Keeping data private means it must be truly deletable!


deleting dataThere are lots of apps these days that promise to keep your data secure, and even some that promise to wipe away private information mere seconds or minutes after it has been received. It is one thing to keep data out of view from people you don’t want seeing it, it is also important to be able to truly delete information. Unfortunately computers make it very difficult to make data truly disappear. When we tell a computer to delete a file, it only deletes the reference to the data. The data itself remains on the disk unchanged. For any UNIX geek out there, you can easily see an example of that by greping a partition (e.g. sudo grep password /dev/sda3. To solve this problem, there are “secure delete” options. Secure deletion removes the reference like regular deletion, then wipes the data on the disk by overwriting it with random data. That’s much better, but not always good enough. It turns out that its possible to remove the hard disk and read magnetic residue and recover even wiped data.

Mobile devices only make that problem worse because they almost always rely on flash memory for disk storage. Flash memory has wear-leveling programming built into it, so it is not possible to guarantee that a file will be wiped without overwriting the whole flash disk, then deleting it all and overwriting the whole thing again. Not only is it not practical to delete the whole disk just to remove one file, it also takes a long time.

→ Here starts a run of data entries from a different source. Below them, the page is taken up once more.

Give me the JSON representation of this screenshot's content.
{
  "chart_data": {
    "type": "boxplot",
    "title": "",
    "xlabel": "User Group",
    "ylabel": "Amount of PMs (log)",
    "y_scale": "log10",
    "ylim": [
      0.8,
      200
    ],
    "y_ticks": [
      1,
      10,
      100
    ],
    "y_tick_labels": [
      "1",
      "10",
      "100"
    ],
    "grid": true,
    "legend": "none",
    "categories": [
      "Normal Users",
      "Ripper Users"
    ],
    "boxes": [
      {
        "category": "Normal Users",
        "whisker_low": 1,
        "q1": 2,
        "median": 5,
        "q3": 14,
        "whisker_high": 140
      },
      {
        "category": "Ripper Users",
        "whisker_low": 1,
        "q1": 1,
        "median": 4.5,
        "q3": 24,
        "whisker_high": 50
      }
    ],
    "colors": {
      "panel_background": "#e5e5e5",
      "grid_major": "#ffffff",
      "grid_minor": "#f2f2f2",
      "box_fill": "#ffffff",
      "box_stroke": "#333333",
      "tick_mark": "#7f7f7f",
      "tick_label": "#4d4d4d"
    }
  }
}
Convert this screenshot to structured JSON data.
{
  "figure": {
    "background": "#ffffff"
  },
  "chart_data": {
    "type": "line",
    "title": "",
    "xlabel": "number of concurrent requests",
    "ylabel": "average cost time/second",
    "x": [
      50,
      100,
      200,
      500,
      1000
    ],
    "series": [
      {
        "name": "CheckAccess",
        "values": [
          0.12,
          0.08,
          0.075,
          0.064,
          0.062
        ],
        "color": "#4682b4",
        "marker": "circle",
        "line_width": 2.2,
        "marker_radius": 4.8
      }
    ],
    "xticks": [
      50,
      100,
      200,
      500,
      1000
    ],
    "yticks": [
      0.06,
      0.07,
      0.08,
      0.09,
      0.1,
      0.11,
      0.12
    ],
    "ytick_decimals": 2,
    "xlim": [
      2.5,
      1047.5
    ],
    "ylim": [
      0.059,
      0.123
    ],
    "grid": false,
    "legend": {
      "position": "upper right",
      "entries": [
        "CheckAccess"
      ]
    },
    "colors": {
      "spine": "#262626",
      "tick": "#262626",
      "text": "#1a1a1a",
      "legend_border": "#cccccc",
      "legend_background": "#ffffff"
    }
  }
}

So what can we do about this? Use encryption! [1] If the data is encrypted before its written to either a classic hard drive or flash memory disk, then the actual data is never on the disk itself. If the data is encrypted with a good passphrase, then just “forgetting” the key will make it basically impossible to recover the data. Additionally, encrypted data looks like random data, so it is easy to hide the deleted, encrypted data from the recovery techniques by adding random garbage to the disk. It turns out that with the right architecture, a key can be forgotten quite quickly, much quicker than even the most basic secure deletion.

This logic is built into our new passphrase library Cacheword. Cacheword is a library for securely working with and caching passphrases. It plugs right into SQLCipher for Android and IOCipher. SQLCipher and IOCipher are both ways for easily storing data using strong AES-256 encryption. Cacheword then handles getting the passphrase from the user. Instead of feeding that passphrase directly to SQLCipher or IOCipher, it creates an encrypted file for storing a strong AES-256 key and that is what is used to lock SQLCipher and IOCipher. The user’s passphrase then just unlocks that encrypted key file.

The means you can get rapid deletion of data stores of any size by just deleting the key file. The user never sees the actual key so they cannot divulge it. Since the user’s passphrase is not the key for the data but instead the key to the Cacheword key file, the secure deletion can first focus on that key file. The key file is small, so that can happen very quickly. Then even if the data files are recovered, the user does not has the passphrase to the data, its only locked away in the now deleted key file. The key was stored encrypted, so a standard deletion will provide decent protection: it will look like random data on the disk.

To really ensure the key and the data is gone for good, an app can implement a full wiping procedure. Normal wiping procedures can follow as a background task, making it harder and harder to recover the data, no matter who the adversary is. The full wiping procedure would go something like this (with a rough timeframe for each step):

  1. Cacheword wipes the passphrase from memory (nanoseconds to milliseconds)
  2. the Cacheword key file is deleted (milliseconds)
  3. write random garbage to disk patterned after the key file to obscure the deleted key file (milliseconds to minutes)
  4. delete the SQLCipher/IOCipher data files (seconds to minutes)
  5. fill entire memory (RAM) with random garbage (minutes to hours)
  6. fill entire disk with random garbage (hours)
  7. power off device

That’s the overview of the process. But of course, there are always annoying technical details, and I’ll continue on about some of them, for those who like such things.

To start with, the user’s passphrase will most likely be stored in memory by code outside of Cacheword, SQLCipher, and IOCipher. For example, the Android text entry widget will have the passphrase pass thru it, and inevitably will store that data in memory. It is up to the garbage collection to remove that from memory, and the garbage collection might not zero out the memory before deallocating it. We’re still looking into ideas for how to trigger that, and would love to hear suggestions.

To truly wipe the data from the disk, there would need to be multiple passes where the entire disk is filled up then the entire disk is deleted. That is rarely practical. So hiding the existence of the encrypted data stores is difficult to do in practice. The encrypted data will remain encrypted with AES-256 using a random, full length key, so it would be basically impossible to crack using publicly known technology and techniques.

The best bet for preventing the most advanced adversary from getting the deleted data would involve a few cycles of rebooting, filling up the memory and disk with random garbage after doing the procedure outlined above. A more rapid version of that would be to delay filling the disk until after a reboot. That would ensure that the key to the data is thoroughly wiped as quickly as possible before starting in on the much less important and long lasting task of wiping the entire disk to hide the deleted data files.